Sans Faceted Wevy 4 is a very bold, very wide, medium contrast, upright, normal x-height font.
Keywords: headlines, logos, posters, sportswear, packaging, industrial, athletic, futuristic, tough, arcade, impact, mechanical feel, retro tech, signage, branding, octagonal, chamfered, blocky, geometric, compact apertures.
A heavy, geometric sans built from straight strokes and clipped corners, replacing curves with crisp planar facets. Counters are tight and angular, with octagonal openings in letters like O/Q and a squared, machined feel throughout. The overall rhythm is dense and emphatic, with wide proportions and strong horizontal/vertical alignment; joins are abrupt and corners are consistently chamfered, giving the face a uniform, constructed texture in both uppercase and lowercase.
Best suited to short, high-impact settings such as headlines, branding marks, team or event graphics, labels, and poster typography where the faceted structure can read clearly. It also works well for display copy in tech, industrial, or game-adjacent themes, especially when ample tracking and contrast against the background help the tight counters stay legible.
The font reads as rugged and technical, evoking stenciled hardware markings, sports numerals, and retro arcade signage. Its sharp facets and dense massing lend an assertive, high-impact tone that feels energetic and no-nonsense rather than friendly or literary.

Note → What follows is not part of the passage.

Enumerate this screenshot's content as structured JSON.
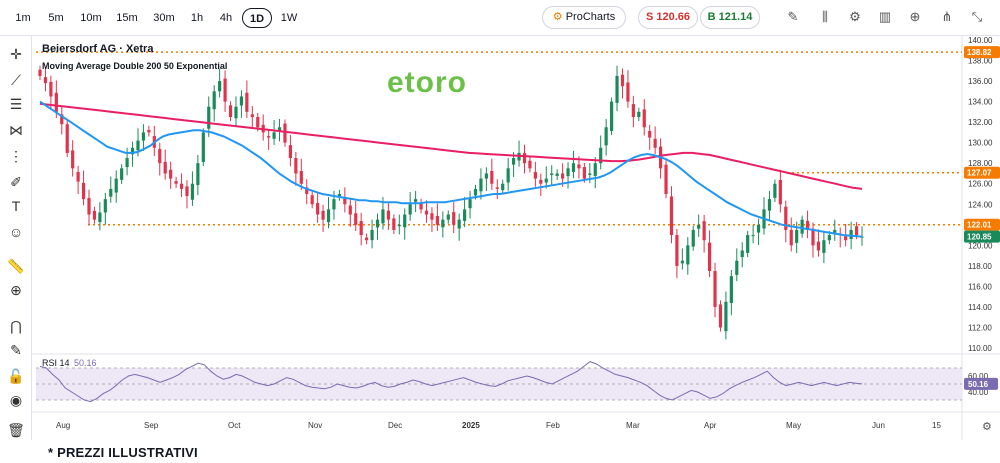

The design appears intended to translate a chiseled, machined aesthetic into a consistent alphabet, prioritizing bold presence and angular construction over softness or calligraphic nuance. The systematic chamfers and squared counters suggest a goal of creating a distinctive, emblematic display face that maintains a uniform, hard-edged silhouette across letters and numerals.
Lowercase forms largely echo the uppercase geometry, keeping a consistent modular voice; the single-storey a and g and the squared bowls reinforce the engineered look. Diagonals (K, V, W, X, Y) are handled with hard cuts rather than smooth transitions, and apertures tend to be narrow, which increases the punchy, compact color at text sizes.